Sweeping Education Under the Rug

Quebec Universities Must Change Tactics to Increase Funding

Graphic Graeme Shorten Adams

On the surface, this year’s provincial election campaign looks no different than the last.

Like the one in the fall of 2012, this spring’s campaign is dominated by incessant talk of a referendum, the Parti Québécois attacking the Liberals over corruption, and a wealth of cringe-worthy political one-liners.

But something’s missing.

Gone are the students banging pots and pans in the streets, National Assembly hopefuls proudly donning a red square, and the media debating whether students were just looking for a way to skip class.

Perhaps it’s a reflection on the notorious fickleness of Quebec voters, who have simply forgotten that no consensus was reached following last year’s provincial Summit on Higher Education.

Or maybe it’s just good politics on the part of the major candidates, sweeping the issue under the rug in favour of campaign points sure to get them elected—the promise of a values charter by the PQ, the pledge of lower taxes by the CAQ, the guarantee by the Liberals that they’ll take care of the “real issues.”

Regardless of the reason, the fact remains that the unresolved issues of university funding and tuition fees that led to the biggest student protest movement in Canadian history and launched the 2012 general elections have seemingly vanished from public discourse.

Not the politicians, nor the pundits, seem to want to talk about it anymore. Getting candidates talking about education in our news section was harder than it should have been.

But as Université de Montréal rector Guy Breton reminded us last week, the dire state of our universities’ funding hasn’t disappeared just because our elected officials have seemingly stopped looking for solutions. 

He and 14 other Quebec university rectors noted in a publicity campaign last week that Quebec universities are underfunded by $850 million annually—in other words, they have about $5,000 a year less to spend per student than universities in the rest of Canada.

It may not mean much now, but, as Breton warned, our university system itself could be in jeopardy if university funding isn’t boosted by 2020.

It’s easy to blame the PQ for this. After all, they were the ones who, just a year ago, were joining students out on the streets at night, marching in solidarity against then-Liberal premier Jean Charest’s planned tuition hike.

But the PQ did their part. As she said she would, Premier Pauline Marois held a summit on higher education and cancelled Charest’s hike, announcing in its place more investment in our universities and indexed tuition fees.

Considering how little of this year’s election campaign has touched on higher education, it’s clear that for the PQ the case is closed.
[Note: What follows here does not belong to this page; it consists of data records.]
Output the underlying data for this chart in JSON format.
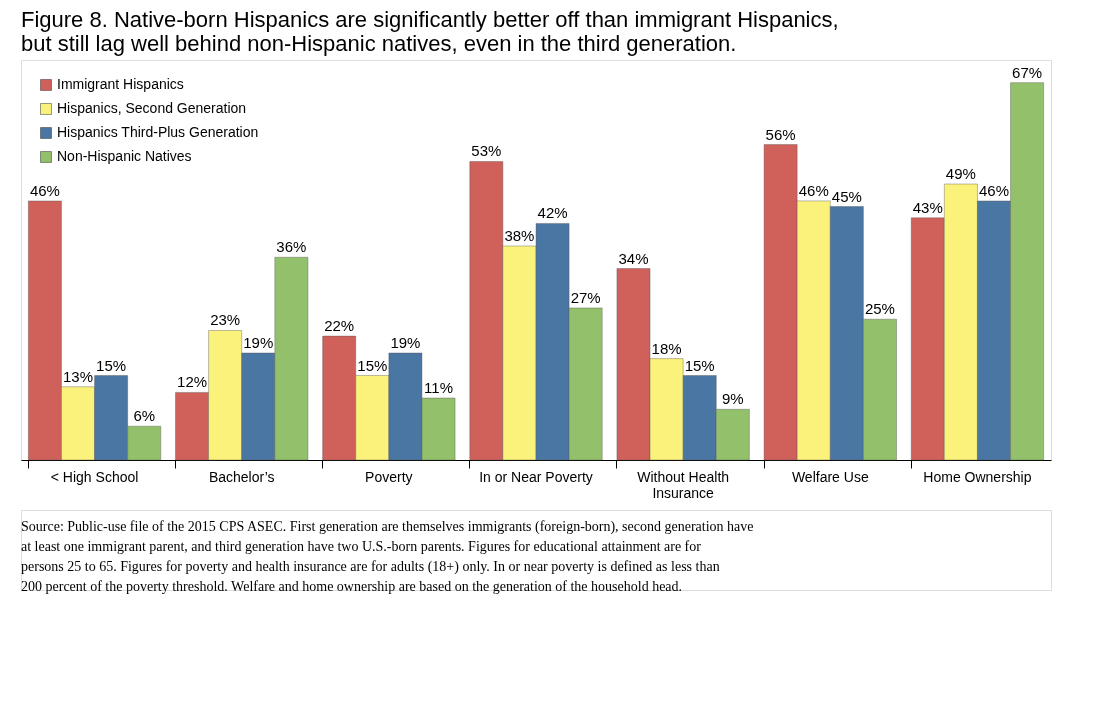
{
  "chart_data": {
    "type": "bar",
    "title": "Figure 8. Native-born Hispanics are significantly better off than immigrant Hispanics, but still lag well behind non-Hispanic natives, even in the third generation.",
    "categories": [
      "< High School",
      "Bachelor’s",
      "Poverty",
      "In or Near Poverty",
      "Without Health Insurance",
      "Welfare Use",
      "Home Ownership"
    ],
    "series": [
      {
        "name": "Immigrant Hispanics",
        "color": "#d0605a",
        "values": [
          46,
          12,
          22,
          53,
          34,
          56,
          43
        ],
        "value_labels": [
          "46%",
          "12%",
          "22%",
          "53%",
          "34%",
          "56%",
          "43%"
        ]
      },
      {
        "name": "Hispanics, Second Generation",
        "color": "#fbf27c",
        "values": [
          13,
          23,
          15,
          38,
          18,
          46,
          49
        ],
        "value_labels": [
          "13%",
          "23%",
          "15%",
          "38%",
          "18%",
          "46%",
          "49%"
        ]
      },
      {
        "name": "Hispanics Third-Plus Generation",
        "color": "#4a76a4",
        "values": [
          15,
          19,
          19,
          42,
          15,
          45,
          46
        ],
        "value_labels": [
          "15%",
          "19%",
          "19%",
          "42%",
          "15%",
          "45%",
          "46%"
        ]
      },
      {
        "name": "Non-Hispanic Natives",
        "color": "#93c06a",
        "values": [
          6,
          36,
          11,
          27,
          9,
          25,
          67
        ],
        "value_labels": [
          "6%",
          "36%",
          "11%",
          "27%",
          "9%",
          "25%",
          "67%"
        ]
      }
    ],
    "legend": "top left",
    "grid": false,
    "annotations": [
      "Source: Public-use file of the 2015 CPS ASEC. First generation are themselves immigrants (foreign-born), second generation have at least one immigrant parent, and third generation have two U.S.-born parents. Figures for educational attainment are for persons 25 to 65. Figures for poverty and health insurance are for adults (18+) only. In or near poverty is defined as less than 200 percent of the poverty threshold. Welfare and home ownership are based on the generation of the household head."
    ]
  }
}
But indexation—which the Liberals and CAQ agree with—isn’t a synonym for accessible education, nor is an investment of $1.7 billion over seven years the end-all cure for Quebec’s university underfunding.

As McGill Principal Suzanne Fortier pointed out in the Gazette last week, even with the investment pledged by the PQ, it will only close the province’s gap with the Canadian average by about half.
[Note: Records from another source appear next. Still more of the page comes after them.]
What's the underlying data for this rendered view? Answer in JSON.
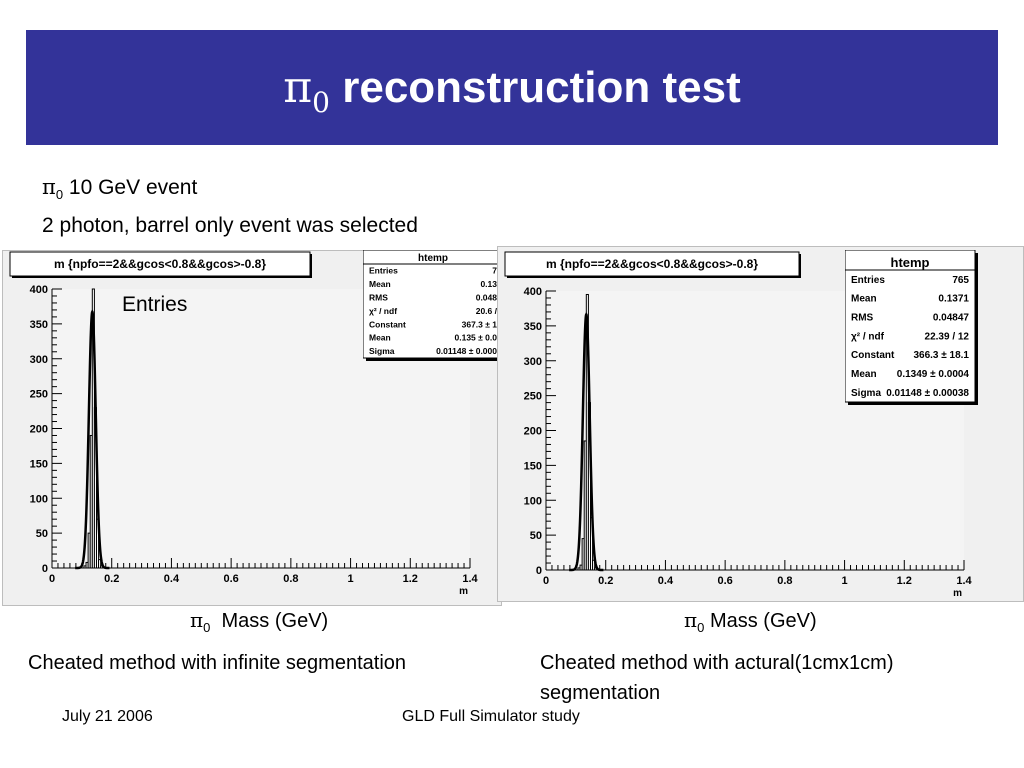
{
  "slide": {
    "title_symbol": "π",
    "title_sub": "0",
    "title_text": "reconstruction test",
    "intro_symbol": "π",
    "intro_sub": "0",
    "intro_line1": "10 GeV event",
    "intro_line2": "2 photon, barrel only event was selected",
    "entries_label": "Entries",
    "footer_date": "July 21 2006",
    "footer_center": "GLD Full Simulator study"
  },
  "captions": {
    "left": {
      "symbol": "π",
      "sub": "0",
      "text": "Mass (GeV)"
    },
    "right": {
      "symbol": "π",
      "sub": "0",
      "text": "Mass (GeV)"
    },
    "left_desc": "Cheated method with infinite segmentation",
    "right_desc_line1": "Cheated method with actural(1cmx1cm)",
    "right_desc_line2": "segmentation"
  },
  "chart_data": [
    {
      "type": "bar",
      "title": "m {npfo==2&&gcos<0.8&&gcos>-0.8}",
      "xlabel": "m",
      "ylabel": "",
      "xlim": [
        0,
        1.4
      ],
      "ylim": [
        0,
        400
      ],
      "xticks": [
        "0",
        "0.2",
        "0.4",
        "0.6",
        "0.8",
        "1",
        "1.2",
        "1.4"
      ],
      "yticks": [
        "0",
        "50",
        "100",
        "150",
        "200",
        "250",
        "300",
        "350",
        "400"
      ],
      "bin_width": 0.007,
      "bins": [
        [
          0.107,
          3
        ],
        [
          0.114,
          8
        ],
        [
          0.121,
          50
        ],
        [
          0.128,
          190
        ],
        [
          0.135,
          400
        ],
        [
          0.142,
          230
        ],
        [
          0.149,
          70
        ],
        [
          0.156,
          12
        ],
        [
          0.163,
          3
        ]
      ],
      "fit_curve": {
        "constant": 367.3,
        "mean": 0.135,
        "sigma": 0.01148
      },
      "stats_box": {
        "title": "htemp",
        "rows": [
          [
            "Entries",
            "7"
          ],
          [
            "Mean",
            "0.13"
          ],
          [
            "RMS",
            "0.048"
          ],
          [
            "χ² / ndf",
            "20.6 /"
          ],
          [
            "Constant",
            "367.3 ± 1"
          ],
          [
            "Mean",
            "0.135 ± 0.0"
          ],
          [
            "Sigma",
            "0.01148 ± 0.000"
          ]
        ]
      }
    },
    {
      "type": "bar",
      "title": "m {npfo==2&&gcos<0.8&&gcos>-0.8}",
      "xlabel": "m",
      "ylabel": "",
      "xlim": [
        0,
        1.4
      ],
      "ylim": [
        0,
        400
      ],
      "xticks": [
        "0",
        "0.2",
        "0.4",
        "0.6",
        "0.8",
        "1",
        "1.2",
        "1.4"
      ],
      "yticks": [
        "0",
        "50",
        "100",
        "150",
        "200",
        "250",
        "300",
        "350",
        "400"
      ],
      "bin_width": 0.007,
      "bins": [
        [
          0.107,
          3
        ],
        [
          0.114,
          7
        ],
        [
          0.121,
          45
        ],
        [
          0.128,
          185
        ],
        [
          0.135,
          395
        ],
        [
          0.142,
          240
        ],
        [
          0.149,
          75
        ],
        [
          0.156,
          14
        ],
        [
          0.163,
          3
        ]
      ],
      "fit_curve": {
        "constant": 366.3,
        "mean": 0.1349,
        "sigma": 0.01148
      },
      "stats_box": {
        "title": "htemp",
        "rows": [
          [
            "Entries",
            "765"
          ],
          [
            "Mean",
            "0.1371"
          ],
          [
            "RMS",
            "0.04847"
          ],
          [
            "χ² / ndf",
            "22.39 / 12"
          ],
          [
            "Constant",
            "366.3 ± 18.1"
          ],
          [
            "Mean",
            "0.1349 ± 0.0004"
          ],
          [
            "Sigma",
            "0.01148 ± 0.00038"
          ]
        ]
      }
    }
  ]
}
Meanwhile, indexation is really the same thing as Charest’s proposed hike of $1,625 over seven years, only spread out over a longer period of time.

Ultimately, the summit left students disappointed, while Breton was left “lament[ing] the fact a coalition of trade unions and student federations succeeded in derailing the Liberal proposal to require students to contribute more to their educations,” as the National Post’s Graeme Hamilton put it.

But students and universities shouldn’t be on opposite sides of the table.

Breton is correct in arguing higher education should be at the forefront of the issues being discussed during the campaign. But he’s still trying to go about it much like the way he did before the 2012 student strike.

“Subsidies, tuition fees, a tax on companies, I don’t care what it is,” Breton told the Gazette this past week. “I just want per student funding here equivalent to the average of the rest of Canada.”

But Breton should care. Subsidies and taxes on companies are methods students and proponents of accessible higher education can help advocate for. Hiking tuition fees, well, the province already made its stance clear on that.

There’s no denying Breton’s point: the funding of Quebec’s universities simply doesn’t compare to those outside the province. This is money that not only helps keep universities running and their staff employed, but also serves the province—and indeed the country—in areas of research and in regards to the quality of education offered.

Look out west and you might think the answer to Quebec’s university funding crisis is to increase tuition fees to a level on par with the rest of the nation.

But a look outside Canada, to Scandinavia, paints a different picture. There lie some of the best-funded universities in the world, trendsetters in terms of quality of education and leaders in research and development.

And it’s achieved not by commoditizing education, as nearly all of the region’s states demand no tuition fees at all, but instead by drawing funds almost entirely from state grants.

Politics is the only thing keeping Quebec from doing the same—or at least, from heading in that direction.

Bringing up the fact higher education has been largely ignored in this electoral campaign is a start. Suggesting tuition hikes should be put back on the table is taking two steps back.

The way the picture is framed now it’s as though Quebecers must choose between affordable tuition fees or better quality higher education. But both are possible—the example is already set, all that’s needed is for us to follow it.

Perhaps the best way to make it happen is for students and university rectors to treat the issues of accessibility and quality as a group project rather than as individual assignments.